A0378
Title: A nonparametric eigenvalue-regularized integrated covariance matrix estimator for asset return data
Authors: Clifford Lam - London School of Economics and Political Science (United Kingdom)
Phoenix Feng - London School of Economics (United Kingdom) [presenting]
Abstract: The estimation of an integrated covariance matrix is important in finance for portfolio allocation. To ameliorate the bias contributed from the extreme eigenvalues of the realized covariance matrix when the dimension $p$ of the matrix is large relative to the average daily sample size $n$, and the contamination by microstructure noise, various researchers attempted regularization with specific assumptions on the true matrix itself, like sparsity or factor structure, which can be restrictive at times.

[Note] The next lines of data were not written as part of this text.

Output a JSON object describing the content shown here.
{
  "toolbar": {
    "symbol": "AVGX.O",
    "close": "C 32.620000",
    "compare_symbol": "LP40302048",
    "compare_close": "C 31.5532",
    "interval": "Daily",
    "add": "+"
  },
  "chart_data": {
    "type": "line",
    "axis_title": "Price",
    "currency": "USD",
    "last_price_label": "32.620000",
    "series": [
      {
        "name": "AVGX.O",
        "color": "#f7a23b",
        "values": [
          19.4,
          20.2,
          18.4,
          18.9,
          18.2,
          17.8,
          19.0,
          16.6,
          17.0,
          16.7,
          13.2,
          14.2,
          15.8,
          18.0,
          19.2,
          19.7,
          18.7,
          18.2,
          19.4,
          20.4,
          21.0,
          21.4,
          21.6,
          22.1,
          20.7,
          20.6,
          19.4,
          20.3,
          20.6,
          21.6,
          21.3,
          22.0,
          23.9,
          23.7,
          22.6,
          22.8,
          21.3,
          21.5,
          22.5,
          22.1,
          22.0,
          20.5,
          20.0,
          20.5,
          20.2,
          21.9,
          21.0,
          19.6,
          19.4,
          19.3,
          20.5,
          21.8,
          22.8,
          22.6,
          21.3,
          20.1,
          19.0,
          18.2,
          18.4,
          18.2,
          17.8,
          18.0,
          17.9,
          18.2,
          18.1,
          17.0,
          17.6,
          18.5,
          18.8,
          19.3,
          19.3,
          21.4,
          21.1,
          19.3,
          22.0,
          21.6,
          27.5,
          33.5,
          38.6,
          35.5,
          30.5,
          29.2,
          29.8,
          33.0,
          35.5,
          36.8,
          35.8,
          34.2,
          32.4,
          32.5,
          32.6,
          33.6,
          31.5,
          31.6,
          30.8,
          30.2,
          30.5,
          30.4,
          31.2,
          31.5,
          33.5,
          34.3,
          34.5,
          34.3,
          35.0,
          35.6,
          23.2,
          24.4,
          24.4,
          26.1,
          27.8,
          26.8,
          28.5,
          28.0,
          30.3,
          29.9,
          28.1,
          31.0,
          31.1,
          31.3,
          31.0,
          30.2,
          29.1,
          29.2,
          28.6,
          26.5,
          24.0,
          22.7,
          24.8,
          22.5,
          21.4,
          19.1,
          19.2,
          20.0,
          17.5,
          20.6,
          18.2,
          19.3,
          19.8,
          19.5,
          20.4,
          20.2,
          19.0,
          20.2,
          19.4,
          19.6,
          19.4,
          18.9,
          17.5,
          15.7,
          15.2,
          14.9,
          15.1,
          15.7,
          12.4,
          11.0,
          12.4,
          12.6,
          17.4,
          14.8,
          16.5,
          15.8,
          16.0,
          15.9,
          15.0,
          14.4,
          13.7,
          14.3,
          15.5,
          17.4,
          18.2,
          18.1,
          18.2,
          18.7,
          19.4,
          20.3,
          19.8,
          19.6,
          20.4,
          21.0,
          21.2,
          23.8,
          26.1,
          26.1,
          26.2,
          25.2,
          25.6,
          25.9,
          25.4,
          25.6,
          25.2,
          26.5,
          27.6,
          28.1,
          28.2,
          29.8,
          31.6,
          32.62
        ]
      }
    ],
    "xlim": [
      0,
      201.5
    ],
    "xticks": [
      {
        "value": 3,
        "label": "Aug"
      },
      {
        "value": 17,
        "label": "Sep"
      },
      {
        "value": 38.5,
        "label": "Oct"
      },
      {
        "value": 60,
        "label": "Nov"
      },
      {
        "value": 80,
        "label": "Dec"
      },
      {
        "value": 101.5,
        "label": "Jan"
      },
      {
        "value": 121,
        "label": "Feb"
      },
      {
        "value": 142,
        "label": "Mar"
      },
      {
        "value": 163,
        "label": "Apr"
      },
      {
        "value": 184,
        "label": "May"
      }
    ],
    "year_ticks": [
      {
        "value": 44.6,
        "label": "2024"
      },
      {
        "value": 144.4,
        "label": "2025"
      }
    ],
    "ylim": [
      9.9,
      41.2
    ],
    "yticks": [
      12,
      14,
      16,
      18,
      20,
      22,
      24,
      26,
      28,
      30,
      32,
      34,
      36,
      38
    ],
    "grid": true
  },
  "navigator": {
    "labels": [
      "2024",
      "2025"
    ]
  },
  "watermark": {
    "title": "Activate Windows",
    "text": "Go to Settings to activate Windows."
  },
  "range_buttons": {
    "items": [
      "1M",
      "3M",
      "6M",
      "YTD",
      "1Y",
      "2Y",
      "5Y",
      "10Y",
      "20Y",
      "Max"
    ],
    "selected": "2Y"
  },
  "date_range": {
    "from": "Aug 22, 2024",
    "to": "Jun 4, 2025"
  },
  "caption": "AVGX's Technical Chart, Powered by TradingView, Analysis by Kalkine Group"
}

With non-synchronous trading and contamination of microstructure noise, we propose a nonparametrically eigenvalue-regularized integrated covariance matrix estimator (NERIVE) which does not assume specific structures for the underlying integrated covariance matrix. We show that NERIVE is almost surely positive definite, with extreme eigenvalues shrunk nonlinearly under the high dimensional framework $p/n \rightarrow c > 0$. We also prove that almost surely, the minimum variance optimal weight vector constructed using NERIVE has maximum exposure and actual risk upper bounds of order $p^{-1/2}$. Incidentally, the same maximum exposure bound is also satisfied by the theoretical minimum variance portfolio weights. All these results hold true also under a jump diffusion model for the log-price processes with jumps removed using the wavelet method.